3. (Normality) If ${\displaystyle f}$  is such that ${\displaystyle \{s\in [\kappa ]^{|a|}:f(s)\in \max s\}\in E_{a},}$  then for some ${\displaystyle b\supseteq a,\ \{t\in \kappa ^{|b|}:(f\circ \pi _{ba})(t)\in t\}\in E_{b}.}$ 
4. (Wellfoundedness) The limit ultrapower Ult(V,E) is wellfounded (where Ult(V,E) is the direct limit of the ultrapowers Ult(V,E_a)).
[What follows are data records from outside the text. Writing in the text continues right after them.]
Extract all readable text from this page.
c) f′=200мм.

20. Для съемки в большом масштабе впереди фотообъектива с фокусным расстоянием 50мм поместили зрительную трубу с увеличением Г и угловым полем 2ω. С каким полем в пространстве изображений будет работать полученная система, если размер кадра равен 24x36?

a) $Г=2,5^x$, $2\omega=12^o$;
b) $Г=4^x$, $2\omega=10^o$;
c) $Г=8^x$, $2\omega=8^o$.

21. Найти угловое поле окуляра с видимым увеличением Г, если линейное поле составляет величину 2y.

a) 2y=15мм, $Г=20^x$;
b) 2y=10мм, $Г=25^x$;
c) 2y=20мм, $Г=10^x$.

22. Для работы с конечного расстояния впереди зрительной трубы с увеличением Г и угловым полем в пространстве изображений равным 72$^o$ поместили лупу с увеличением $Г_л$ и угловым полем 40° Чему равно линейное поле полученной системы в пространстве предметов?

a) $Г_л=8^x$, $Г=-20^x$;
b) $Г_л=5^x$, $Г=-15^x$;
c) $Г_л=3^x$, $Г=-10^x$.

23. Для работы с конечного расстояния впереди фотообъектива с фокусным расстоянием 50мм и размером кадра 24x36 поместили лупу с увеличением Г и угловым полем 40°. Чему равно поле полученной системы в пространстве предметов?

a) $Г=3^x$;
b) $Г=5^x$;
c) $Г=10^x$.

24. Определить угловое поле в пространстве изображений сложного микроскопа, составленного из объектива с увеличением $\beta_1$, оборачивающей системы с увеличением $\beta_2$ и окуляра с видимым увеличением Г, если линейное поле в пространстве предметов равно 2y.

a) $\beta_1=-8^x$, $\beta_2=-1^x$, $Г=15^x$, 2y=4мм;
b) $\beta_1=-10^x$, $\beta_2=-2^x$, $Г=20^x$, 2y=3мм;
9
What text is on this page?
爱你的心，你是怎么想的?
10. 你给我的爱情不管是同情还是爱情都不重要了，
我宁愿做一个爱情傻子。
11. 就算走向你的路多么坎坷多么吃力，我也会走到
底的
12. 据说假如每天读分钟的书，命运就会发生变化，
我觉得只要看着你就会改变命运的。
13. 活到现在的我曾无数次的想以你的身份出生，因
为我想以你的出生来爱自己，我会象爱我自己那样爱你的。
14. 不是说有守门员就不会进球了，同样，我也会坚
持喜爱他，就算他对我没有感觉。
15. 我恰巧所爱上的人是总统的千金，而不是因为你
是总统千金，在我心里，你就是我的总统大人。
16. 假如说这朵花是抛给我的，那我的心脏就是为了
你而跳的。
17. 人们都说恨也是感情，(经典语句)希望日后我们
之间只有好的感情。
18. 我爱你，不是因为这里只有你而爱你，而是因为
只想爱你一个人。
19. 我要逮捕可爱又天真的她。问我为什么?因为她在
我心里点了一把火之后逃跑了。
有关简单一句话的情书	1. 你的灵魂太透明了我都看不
By coherence, one means that if ${\displaystyle a}$  and ${\displaystyle b}$  are finite subsets of λ such that ${\displaystyle b}$  is a superset of ${\displaystyle a,}$  then if ${\displaystyle X}$  is an element of the ultrafilter ${\displaystyle E_{b}}$  and one chooses the right way to project ${\displaystyle X}$  down to a set of sequences of length ${\displaystyle |a|,}$  then ${\displaystyle X}$  is an element of ${\displaystyle E_{a}.}$  More formally, for ${\displaystyle b=\{\alpha _{1},\dots ,\alpha _{n}\},}$  where ${\displaystyle \alpha _{1}<\dots <\alpha _{n}<\lambda ,}$  and ${\displaystyle a=\{\alpha _{i_{1}},\dots ,\alpha _{i_{m}}\},}$  where ${\displaystyle m\leq n}$  and for ${\displaystyle j\leq m}$  the ${\displaystyle i_{j}}$  are pairwise distinct and at most ${\displaystyle n,}$  we define the projection ${\displaystyle \pi _{ba}:\{\xi _{1},\dots ,\xi _{n}\}\mapsto \{\xi _{i_{1}},\dots ,\xi _{i_{m}}\}\ (\xi _{1}<\dots <\xi _{n}).}$ 

Then ${\displaystyle E_{a}}$  and ${\displaystyle E_{b}}$  cohere if

$${\displaystyle X\in E_{a}\iff \{s:\pi _{ba}(s)\in X\}\in E_{b}.}$$

 

Defining an extender from an elementary embedding

Given an elementary embedding ${\displaystyle j:V\to M,}$  which maps the set-theoretic universe ${\displaystyle V}$  into a transitive inner model ${\displaystyle M,}$  with critical point κ, and a cardinal λ, κ≤λ≤j(κ), one defines ${\displaystyle E=\{E_{a}|a\in [\lambda ]^{<\omega }\}}$  as follows:

$${\displaystyle {\text{for }}a\in [\lambda ]^{<\omega },X\subseteq [\kappa ]^{<\omega }:\quad X\in E_{a}\iff a\in j(X).}$$

 

One can then show that ${\displaystyle E}$  has all the properties stated above in the definition and therefore is a (κ,λ)-extender.

References

• Kanamori, Akihiro (2003). The Higher Infinite : Large Cardinals in Set Theory from Their Beginnings (2nd ed.). Springer. ISBN 3-540-00384-3.
• Jech, Thomas (2002). Set Theory (3rd ed.). Springer. ISBN 3-540-44085-2.